Several things can be done to make it more challenging for an attacker to breach your devices and easier for you to mitigate any potential fallout in advance.

“Multi-factor authentication systems are being used at AU now to keep data more secure, and you can do this on an individual level too. You should also back up your data–even to protect yourself if you lose a device,” says Xu.

“Air gap your back-ups so those can’t be accessed by attackers, and also keep an older back-up separate and encrypted,” adds Leatherman.

“Sandboxing creates virtual boundaries around personal and business applications on phones. This can keep important data isolated now that work and home life has become more blurred,” adds Xu.

Companies shouldn’t rely on IT professionals alone to keep their organizations safe.

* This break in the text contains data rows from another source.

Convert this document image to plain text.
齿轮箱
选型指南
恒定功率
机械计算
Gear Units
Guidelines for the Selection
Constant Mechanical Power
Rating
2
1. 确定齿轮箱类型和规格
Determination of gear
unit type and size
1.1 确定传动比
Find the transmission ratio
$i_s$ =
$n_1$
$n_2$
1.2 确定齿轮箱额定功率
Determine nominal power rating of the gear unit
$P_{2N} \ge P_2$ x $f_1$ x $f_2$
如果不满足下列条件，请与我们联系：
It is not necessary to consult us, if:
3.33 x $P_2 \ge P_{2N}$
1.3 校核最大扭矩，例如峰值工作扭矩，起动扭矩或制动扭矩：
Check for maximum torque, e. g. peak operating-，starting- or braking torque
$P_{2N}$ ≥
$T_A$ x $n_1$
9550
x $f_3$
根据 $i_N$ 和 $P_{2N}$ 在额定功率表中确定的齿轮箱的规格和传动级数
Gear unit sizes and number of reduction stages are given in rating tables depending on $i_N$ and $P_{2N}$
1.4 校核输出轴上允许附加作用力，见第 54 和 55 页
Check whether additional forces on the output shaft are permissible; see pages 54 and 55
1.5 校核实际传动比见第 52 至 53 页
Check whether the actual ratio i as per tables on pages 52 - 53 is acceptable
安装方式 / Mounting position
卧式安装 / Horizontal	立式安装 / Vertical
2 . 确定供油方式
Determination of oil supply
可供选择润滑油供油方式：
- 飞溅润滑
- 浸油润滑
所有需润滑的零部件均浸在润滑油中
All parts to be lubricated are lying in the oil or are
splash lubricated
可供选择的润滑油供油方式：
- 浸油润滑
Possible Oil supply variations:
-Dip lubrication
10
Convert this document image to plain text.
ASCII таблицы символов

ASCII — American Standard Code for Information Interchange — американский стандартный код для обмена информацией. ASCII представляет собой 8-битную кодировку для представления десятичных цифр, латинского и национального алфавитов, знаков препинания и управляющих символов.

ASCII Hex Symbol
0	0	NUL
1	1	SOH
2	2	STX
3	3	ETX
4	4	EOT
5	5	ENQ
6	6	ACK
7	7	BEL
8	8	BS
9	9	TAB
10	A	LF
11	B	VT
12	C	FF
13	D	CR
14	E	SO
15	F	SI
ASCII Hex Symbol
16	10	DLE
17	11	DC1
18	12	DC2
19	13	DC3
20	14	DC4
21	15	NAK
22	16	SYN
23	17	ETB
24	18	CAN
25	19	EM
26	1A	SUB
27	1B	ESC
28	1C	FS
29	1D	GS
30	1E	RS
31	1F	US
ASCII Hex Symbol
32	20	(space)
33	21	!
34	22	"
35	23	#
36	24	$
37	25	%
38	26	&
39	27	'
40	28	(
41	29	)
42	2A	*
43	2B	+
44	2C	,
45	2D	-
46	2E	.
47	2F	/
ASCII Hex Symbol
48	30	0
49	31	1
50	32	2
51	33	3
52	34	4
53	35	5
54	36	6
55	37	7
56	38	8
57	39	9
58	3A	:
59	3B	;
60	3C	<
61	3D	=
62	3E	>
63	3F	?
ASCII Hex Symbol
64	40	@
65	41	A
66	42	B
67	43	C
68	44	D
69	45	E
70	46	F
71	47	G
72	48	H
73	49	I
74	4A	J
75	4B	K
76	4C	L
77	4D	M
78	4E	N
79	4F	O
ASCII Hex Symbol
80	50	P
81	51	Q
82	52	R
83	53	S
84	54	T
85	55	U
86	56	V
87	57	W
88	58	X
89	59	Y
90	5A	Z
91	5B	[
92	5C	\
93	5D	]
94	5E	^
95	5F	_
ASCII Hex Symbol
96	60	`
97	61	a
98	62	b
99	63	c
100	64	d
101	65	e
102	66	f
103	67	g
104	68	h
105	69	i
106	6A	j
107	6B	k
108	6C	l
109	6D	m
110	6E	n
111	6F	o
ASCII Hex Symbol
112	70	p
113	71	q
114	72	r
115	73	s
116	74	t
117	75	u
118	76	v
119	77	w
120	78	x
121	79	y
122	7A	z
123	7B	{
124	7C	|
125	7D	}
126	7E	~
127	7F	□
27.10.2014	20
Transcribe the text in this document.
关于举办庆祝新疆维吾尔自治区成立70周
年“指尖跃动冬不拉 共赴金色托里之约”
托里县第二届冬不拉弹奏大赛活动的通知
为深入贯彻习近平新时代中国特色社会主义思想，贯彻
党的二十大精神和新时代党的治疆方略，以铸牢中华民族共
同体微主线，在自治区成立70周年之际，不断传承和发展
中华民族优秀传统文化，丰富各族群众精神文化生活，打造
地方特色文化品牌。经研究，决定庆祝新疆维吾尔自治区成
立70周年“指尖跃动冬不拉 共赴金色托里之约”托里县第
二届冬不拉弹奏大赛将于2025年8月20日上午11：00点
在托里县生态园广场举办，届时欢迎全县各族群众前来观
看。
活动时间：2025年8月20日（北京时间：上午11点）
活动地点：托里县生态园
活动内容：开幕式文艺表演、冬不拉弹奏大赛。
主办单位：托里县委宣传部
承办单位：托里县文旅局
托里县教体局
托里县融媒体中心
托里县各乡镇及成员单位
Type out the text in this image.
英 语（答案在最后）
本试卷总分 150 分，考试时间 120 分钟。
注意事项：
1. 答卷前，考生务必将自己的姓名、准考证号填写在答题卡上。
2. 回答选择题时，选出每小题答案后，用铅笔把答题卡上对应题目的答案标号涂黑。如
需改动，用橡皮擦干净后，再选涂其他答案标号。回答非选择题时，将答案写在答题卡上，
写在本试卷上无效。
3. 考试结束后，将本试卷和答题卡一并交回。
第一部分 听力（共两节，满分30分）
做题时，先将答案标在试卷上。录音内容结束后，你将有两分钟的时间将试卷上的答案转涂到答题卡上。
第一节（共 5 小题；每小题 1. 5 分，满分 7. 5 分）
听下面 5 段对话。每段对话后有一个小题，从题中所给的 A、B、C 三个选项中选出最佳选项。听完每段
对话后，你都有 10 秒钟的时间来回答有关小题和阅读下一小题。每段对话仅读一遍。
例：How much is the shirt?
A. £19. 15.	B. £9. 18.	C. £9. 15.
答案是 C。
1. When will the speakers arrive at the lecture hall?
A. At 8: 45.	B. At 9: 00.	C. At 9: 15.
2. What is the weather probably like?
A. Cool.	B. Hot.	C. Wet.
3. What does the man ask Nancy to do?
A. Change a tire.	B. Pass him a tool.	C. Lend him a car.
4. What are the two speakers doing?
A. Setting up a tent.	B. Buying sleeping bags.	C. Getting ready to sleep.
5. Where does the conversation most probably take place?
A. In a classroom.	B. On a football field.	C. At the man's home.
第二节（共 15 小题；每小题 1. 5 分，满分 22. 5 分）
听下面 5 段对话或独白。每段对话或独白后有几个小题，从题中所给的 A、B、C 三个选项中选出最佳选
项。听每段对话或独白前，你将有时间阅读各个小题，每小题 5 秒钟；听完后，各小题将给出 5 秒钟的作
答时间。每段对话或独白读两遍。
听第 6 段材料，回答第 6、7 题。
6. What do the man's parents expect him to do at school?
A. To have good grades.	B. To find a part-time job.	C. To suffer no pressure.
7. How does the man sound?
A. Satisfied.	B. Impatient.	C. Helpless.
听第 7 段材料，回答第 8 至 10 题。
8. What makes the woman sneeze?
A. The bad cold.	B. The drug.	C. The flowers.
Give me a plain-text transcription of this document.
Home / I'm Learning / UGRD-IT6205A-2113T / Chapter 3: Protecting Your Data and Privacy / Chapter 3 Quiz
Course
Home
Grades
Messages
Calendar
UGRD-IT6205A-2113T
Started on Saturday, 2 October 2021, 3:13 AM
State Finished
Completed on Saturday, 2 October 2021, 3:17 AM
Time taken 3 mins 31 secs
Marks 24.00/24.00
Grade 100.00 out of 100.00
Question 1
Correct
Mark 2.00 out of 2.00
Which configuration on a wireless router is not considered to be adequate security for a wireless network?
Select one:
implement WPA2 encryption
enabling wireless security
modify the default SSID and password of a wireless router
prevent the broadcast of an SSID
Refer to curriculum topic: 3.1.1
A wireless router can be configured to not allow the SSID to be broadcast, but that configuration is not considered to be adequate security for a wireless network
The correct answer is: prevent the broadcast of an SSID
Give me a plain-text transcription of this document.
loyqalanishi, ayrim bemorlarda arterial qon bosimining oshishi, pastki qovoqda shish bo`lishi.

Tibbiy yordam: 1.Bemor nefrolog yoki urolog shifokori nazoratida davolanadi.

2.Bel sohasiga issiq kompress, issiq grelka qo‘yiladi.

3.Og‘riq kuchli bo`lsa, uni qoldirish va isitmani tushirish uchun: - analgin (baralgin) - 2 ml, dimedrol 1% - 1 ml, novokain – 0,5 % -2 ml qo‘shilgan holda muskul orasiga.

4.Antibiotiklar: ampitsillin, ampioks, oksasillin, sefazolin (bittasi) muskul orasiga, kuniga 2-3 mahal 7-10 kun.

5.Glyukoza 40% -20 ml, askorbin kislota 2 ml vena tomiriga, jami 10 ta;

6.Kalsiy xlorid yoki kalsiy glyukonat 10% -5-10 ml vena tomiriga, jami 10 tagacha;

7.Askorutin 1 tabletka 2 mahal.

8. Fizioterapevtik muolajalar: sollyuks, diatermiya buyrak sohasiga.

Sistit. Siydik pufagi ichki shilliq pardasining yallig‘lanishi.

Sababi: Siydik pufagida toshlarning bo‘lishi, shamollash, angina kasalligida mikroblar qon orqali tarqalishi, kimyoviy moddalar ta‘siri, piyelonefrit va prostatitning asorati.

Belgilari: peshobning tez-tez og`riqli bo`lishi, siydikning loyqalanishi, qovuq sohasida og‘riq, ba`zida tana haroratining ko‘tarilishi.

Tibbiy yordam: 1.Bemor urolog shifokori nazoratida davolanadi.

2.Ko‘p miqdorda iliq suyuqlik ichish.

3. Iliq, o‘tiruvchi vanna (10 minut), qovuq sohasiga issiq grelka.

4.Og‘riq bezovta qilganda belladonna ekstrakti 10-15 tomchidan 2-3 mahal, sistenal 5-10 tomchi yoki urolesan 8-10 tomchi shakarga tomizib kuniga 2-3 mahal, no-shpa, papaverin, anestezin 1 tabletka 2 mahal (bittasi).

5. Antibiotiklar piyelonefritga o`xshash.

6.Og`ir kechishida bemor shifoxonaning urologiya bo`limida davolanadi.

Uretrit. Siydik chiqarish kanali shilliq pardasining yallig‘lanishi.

Executives, the board, and anyone involved with risk management should play a key role in cybersecurity. “Mid-level managers can’t be expected to make decisions for privacy and security without support and education,” says Leatherman.

Leatherman is hopeful that new regulations will be put in place to make cryptocurrency–the chosen form of payment for these crimes–more secure. After 9/11, the Patriot Act was put into place to enhance law enforcement and strengthen money-laundering prevention to deter and punish terrorists. Leatherman thinks we will see regulations like the “Know Your Customer” laws under the Patriot Act emerge as cryptocurrencies mature.